É um dos diálogos mais intensos do filme O Ben está de Volta, numa cena que se confunde perfeitamente com a dura realidade de muitas famílias, que sofrem a devastação provocada pelo mundo da droga. Esta é a pergunta de uma mãe desesperada, que carrega uma dor imensa, visceral, e que tudo faz para que o seu filho Ben, de 19 anos, toxicodependente em tratamento, se afaste das malhas da droga. A cena passa-se num cemitério para onde esta mãe, exasperada, leva Ben para que este tome a real consciência do lugar para onde a droga o levará, caso não faça o tratamento de desintoxicação e não se afaste daquele mundo imundo. Um filme que, na verdade, é um paralelismo da vida real, que pode acontecer nas nossas casas, com pessoas comuns, com vidas normais e que, aparentemente, têm tudo para ser felizes. Uma realidade da qual ninguém está livre onde o cemitério é o único destino para onde a droga empurra quem dela depende e quem dela sofre efeitos colaterais.
Um lamiré do filme: estamos em Nova Iorque a poucos dias do Natal. Holly, mãe de Ben, é surpreendida pelo aparecimento deste seu filho, toxicodependente reincidente que está internado numa clínica de desintoxicação. Se ao mesmo tempo é uma alegria tê-lo em casa inesperadamente para passar a quadra, a verdade é que este súbito aparecimento traz como reverso a aflição. O padrasto e a irmã mais velha estão bem cientes disso, e não acompanham Holly e os filhos mais novos na satisfação pelo regresso do rapaz. E a perspectiva de um Natal calmo e alegre dá lugar a tensão e a grandes angústias.
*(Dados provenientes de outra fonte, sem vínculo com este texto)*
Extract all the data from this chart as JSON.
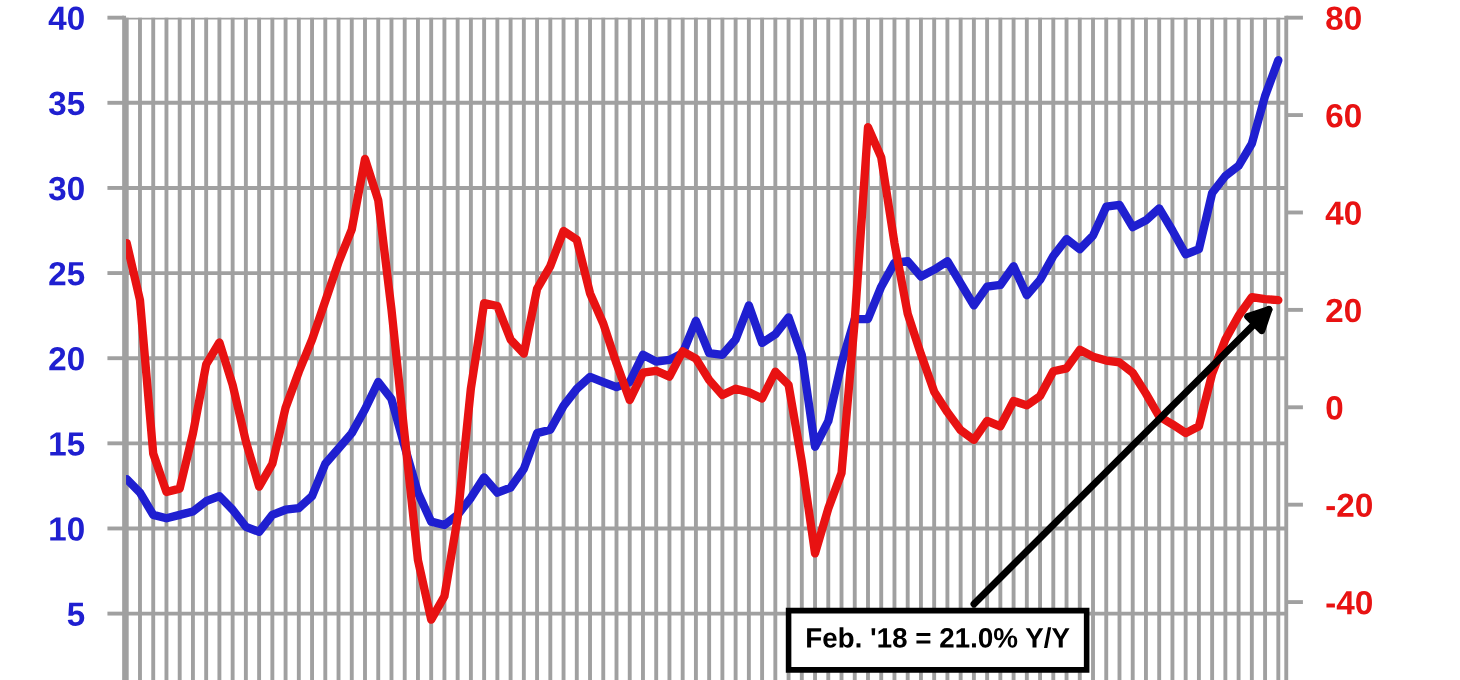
{
  "chart_data": {
    "type": "line",
    "categories": [
      null,
      null,
      null,
      null,
      null,
      null,
      null,
      null,
      null,
      null,
      null,
      null,
      null,
      null,
      null,
      null,
      null,
      null,
      null,
      null,
      null,
      null,
      null,
      null,
      null,
      null,
      null,
      null,
      null,
      null,
      null,
      null,
      null,
      null,
      null,
      null,
      null,
      null,
      null,
      null,
      null,
      null,
      null,
      null,
      null,
      null,
      null,
      null,
      null,
      null,
      null,
      null,
      null,
      null,
      null,
      null,
      null,
      null,
      null,
      null,
      null,
      null,
      null,
      null,
      null,
      null,
      null,
      null,
      null,
      null,
      null,
      null,
      null,
      null,
      null,
      null,
      null,
      null,
      null,
      null,
      null,
      null,
      null,
      null,
      null,
      null,
      null,
      null
    ],
    "ylim": [
      1.1,
      40
    ],
    "yticks": [
      5,
      10,
      15,
      20,
      25,
      30,
      35,
      40
    ],
    "y2lim": [
      -56,
      80
    ],
    "y2ticks": [
      -40,
      -20,
      0,
      20,
      40,
      60,
      80
    ],
    "grid": true,
    "marker": "none",
    "line_style": "solid",
    "series": [
      {
        "color": "#1f1fd0",
        "values": [
          12.9,
          12.1,
          10.8,
          10.6,
          10.8,
          11.0,
          11.6,
          11.9,
          11.1,
          10.1,
          9.8,
          10.8,
          11.1,
          11.2,
          11.9,
          13.8,
          14.7,
          15.6,
          17.0,
          18.6,
          17.6,
          14.8,
          12.1,
          10.4,
          10.2,
          10.8,
          11.8,
          13.0,
          12.1,
          12.4,
          13.5,
          15.6,
          15.8,
          17.2,
          18.2,
          18.9,
          18.6,
          18.3,
          18.6,
          20.2,
          19.8,
          19.9,
          20.3,
          22.2,
          20.3,
          20.2,
          21.1,
          23.1,
          20.9,
          21.4,
          22.4,
          20.2,
          14.8,
          16.3,
          19.7,
          22.3,
          22.3,
          24.2,
          25.6,
          25.7,
          24.8,
          25.2,
          25.7,
          24.4,
          23.1,
          24.2,
          24.3,
          25.4,
          23.7,
          24.6,
          26.0,
          27.0,
          26.4,
          27.2,
          28.9,
          29.0,
          27.7,
          28.1,
          28.8,
          27.5,
          26.1,
          26.4,
          29.7,
          30.7,
          31.3,
          32.6,
          35.4,
          37.5
        ]
      },
      {
        "color": "#e81212",
        "axis": "y2",
        "values": [
          33.7,
          22.0,
          -9.5,
          -17.4,
          -16.7,
          -5.4,
          8.8,
          13.3,
          4.6,
          -7.0,
          -16.3,
          -11.6,
          -0.1,
          7.3,
          13.9,
          21.8,
          29.8,
          36.5,
          51.0,
          42.5,
          20.1,
          -5.9,
          -31.4,
          -43.6,
          -38.8,
          -22.7,
          3.9,
          21.4,
          20.8,
          13.9,
          11.0,
          24.3,
          29.0,
          36.2,
          34.4,
          23.4,
          17.2,
          9.0,
          1.5,
          7.1,
          7.5,
          6.3,
          11.5,
          10.0,
          5.6,
          2.5,
          3.8,
          3.1,
          1.8,
          7.3,
          4.6,
          -11.2,
          -30.0,
          -20.8,
          -13.5,
          17.8,
          57.5,
          51.3,
          33.7,
          19.2,
          10.9,
          3.2,
          -1.0,
          -4.7,
          -6.7,
          -2.8,
          -3.9,
          1.3,
          0.4,
          2.3,
          7.4,
          8.0,
          11.8,
          10.4,
          9.6,
          9.2,
          7.1,
          2.8,
          -1.9,
          -3.5,
          -5.3,
          -3.9,
          6.9,
          13.9,
          18.8,
          22.6,
          22.2,
          22.0
        ]
      }
    ],
    "annotations": [
      "Feb. '18 = 21.0% Y/Y"
    ]
  }
}
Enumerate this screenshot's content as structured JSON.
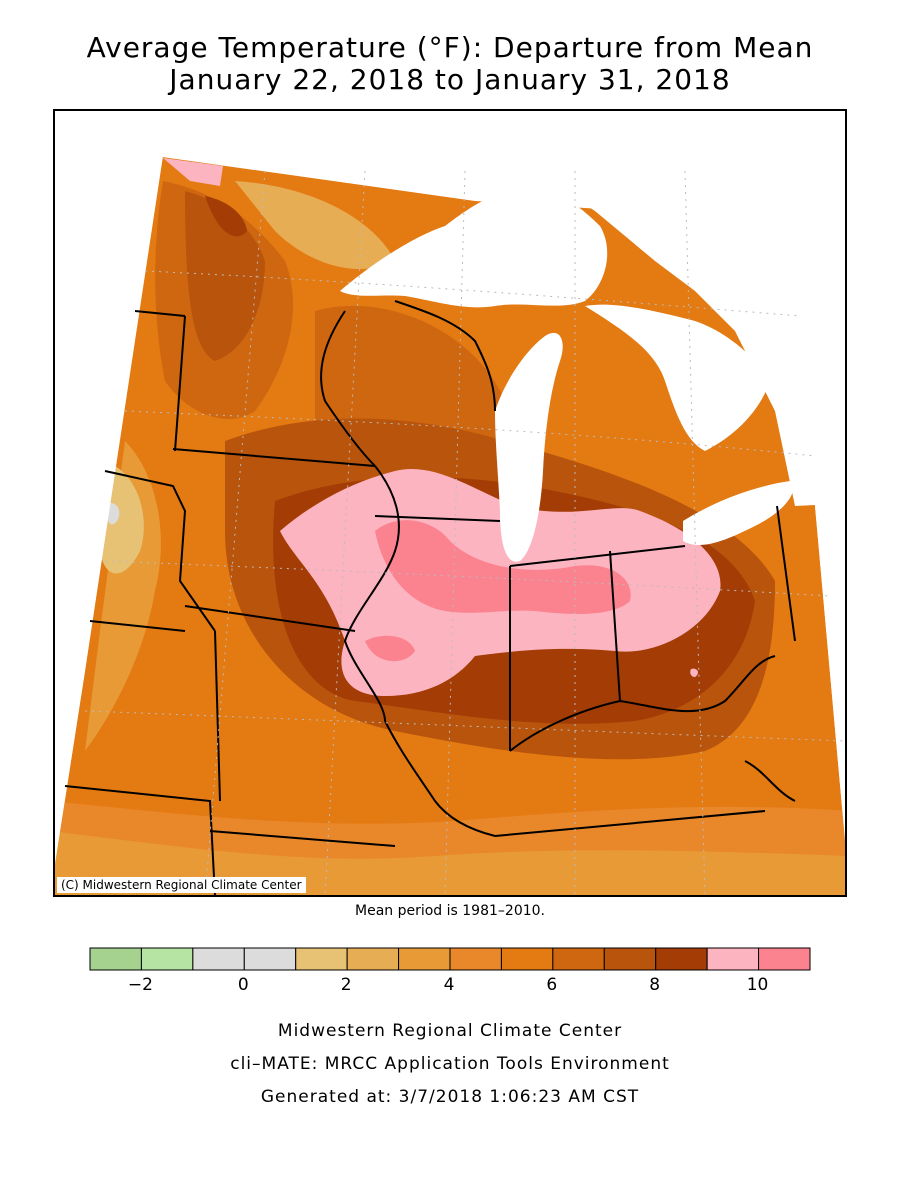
{
  "title": {
    "line1": "Average Temperature (°F): Departure from Mean",
    "line2": "January 22, 2018 to January 31, 2018"
  },
  "map": {
    "copyright": "(C) Midwestern Regional Climate Center",
    "mean_period": "Mean period is 1981–2010.",
    "colors": {
      "d5": "#e7c274",
      "d6": "#e6ad55",
      "d7": "#e89a37",
      "d8": "#e9872b",
      "d9": "#e47a12",
      "d10": "#cf6710",
      "d11": "#b9540c",
      "d12": "#a43c06",
      "d13": "#fdb4c1",
      "d14": "#fb8390",
      "lake": "#ffffff",
      "gray": "#dcdcdc"
    }
  },
  "legend": {
    "bins": [
      {
        "from": -3,
        "to": -2,
        "color": "#a5d28f"
      },
      {
        "from": -2,
        "to": -1,
        "color": "#b6e4a2"
      },
      {
        "from": -1,
        "to": 0,
        "color": "#dcdcdc"
      },
      {
        "from": 0,
        "to": 1,
        "color": "#dcdcdc"
      },
      {
        "from": 1,
        "to": 2,
        "color": "#e7c274"
      },
      {
        "from": 2,
        "to": 3,
        "color": "#e6ad55"
      },
      {
        "from": 3,
        "to": 4,
        "color": "#e89a37"
      },
      {
        "from": 4,
        "to": 5,
        "color": "#e9872b"
      },
      {
        "from": 5,
        "to": 6,
        "color": "#e47a12"
      },
      {
        "from": 6,
        "to": 7,
        "color": "#cf6710"
      },
      {
        "from": 7,
        "to": 8,
        "color": "#b9540c"
      },
      {
        "from": 8,
        "to": 9,
        "color": "#a43c06"
      },
      {
        "from": 9,
        "to": 10,
        "color": "#fdb4c1"
      },
      {
        "from": 10,
        "to": 11,
        "color": "#fb8390"
      }
    ],
    "range": [
      -3,
      11
    ],
    "tick_values": [
      -2,
      0,
      2,
      4,
      6,
      8,
      10
    ],
    "tick_labels": [
      "−2",
      "0",
      "2",
      "4",
      "6",
      "8",
      "10"
    ]
  },
  "footer": {
    "line1": "Midwestern Regional Climate Center",
    "line2": "cli–MATE: MRCC Application Tools Environment",
    "line3": "Generated at: 3/7/2018 1:06:23 AM CST"
  }
}
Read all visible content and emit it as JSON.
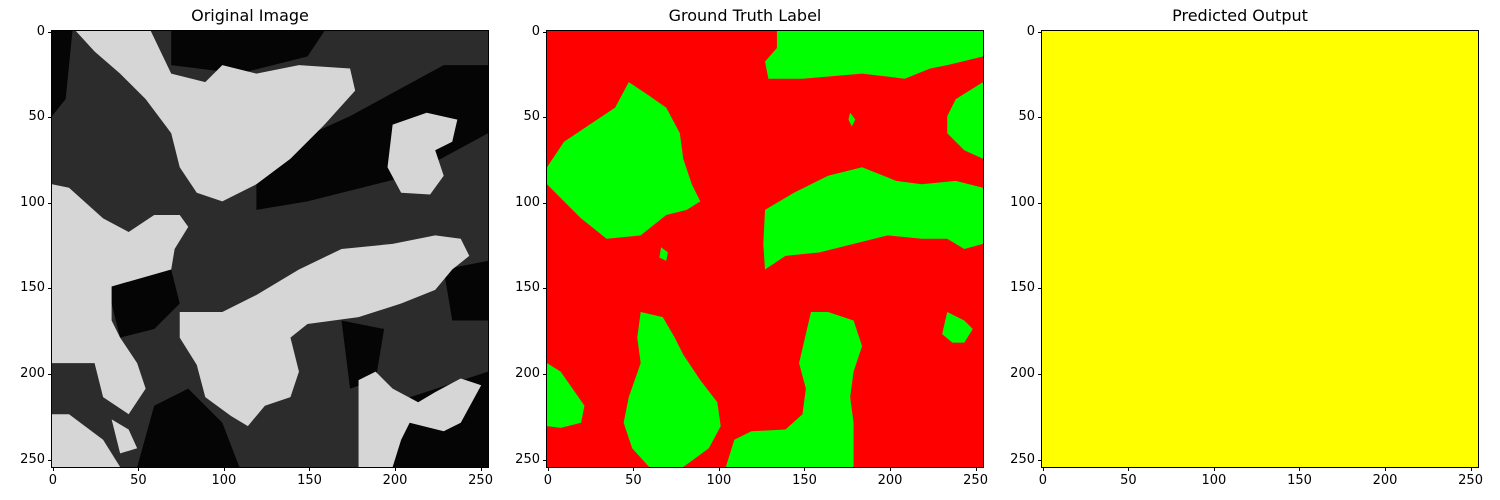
{
  "panels": [
    {
      "title": "Original Image",
      "kind": "grayscale",
      "xticks": [
        "0",
        "50",
        "100",
        "150",
        "200",
        "250"
      ],
      "yticks": [
        "0",
        "50",
        "100",
        "150",
        "200",
        "250"
      ]
    },
    {
      "title": "Ground Truth Label",
      "kind": "label-map",
      "xticks": [
        "0",
        "50",
        "100",
        "150",
        "200",
        "250"
      ],
      "yticks": [
        "0",
        "50",
        "100",
        "150",
        "200",
        "250"
      ]
    },
    {
      "title": "Predicted Output",
      "kind": "uniform",
      "xticks": [
        "0",
        "50",
        "100",
        "150",
        "200",
        "250"
      ],
      "yticks": [
        "0",
        "50",
        "100",
        "150",
        "200",
        "250"
      ]
    }
  ],
  "image_size": 256,
  "colors": {
    "gray_background": "#2c2c2c",
    "gray_dark_region": "#050505",
    "gray_bright_region": "#d6d6d6",
    "label_red": "#ff0000",
    "label_green": "#00ff00",
    "predicted_yellow": "#ffff00"
  }
}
Julia Roberts e Lucas Hedges são as figuras centrais do drama. Ou seja, a mãe Holly e o filho Ben. Uma mãe cujo amor ultrapassa os limites do incondicional e que tudo faz para que o filho se mantenha sóbrio. Um rapaz com um sofrimento atroz, provocado pela toxicodependência e por ter arrastado a sua família para os efeitos colaterais daquele tormento. Um rapaz rodeado de amor, mas que se sente perdido e parece não encontrar saída para a sua libertação. Um rapaz igual a tantos outros jovens, com acesso fácil à droga, mas que, depois de entrar naquele mundo, se torna difícil encontrar a saída…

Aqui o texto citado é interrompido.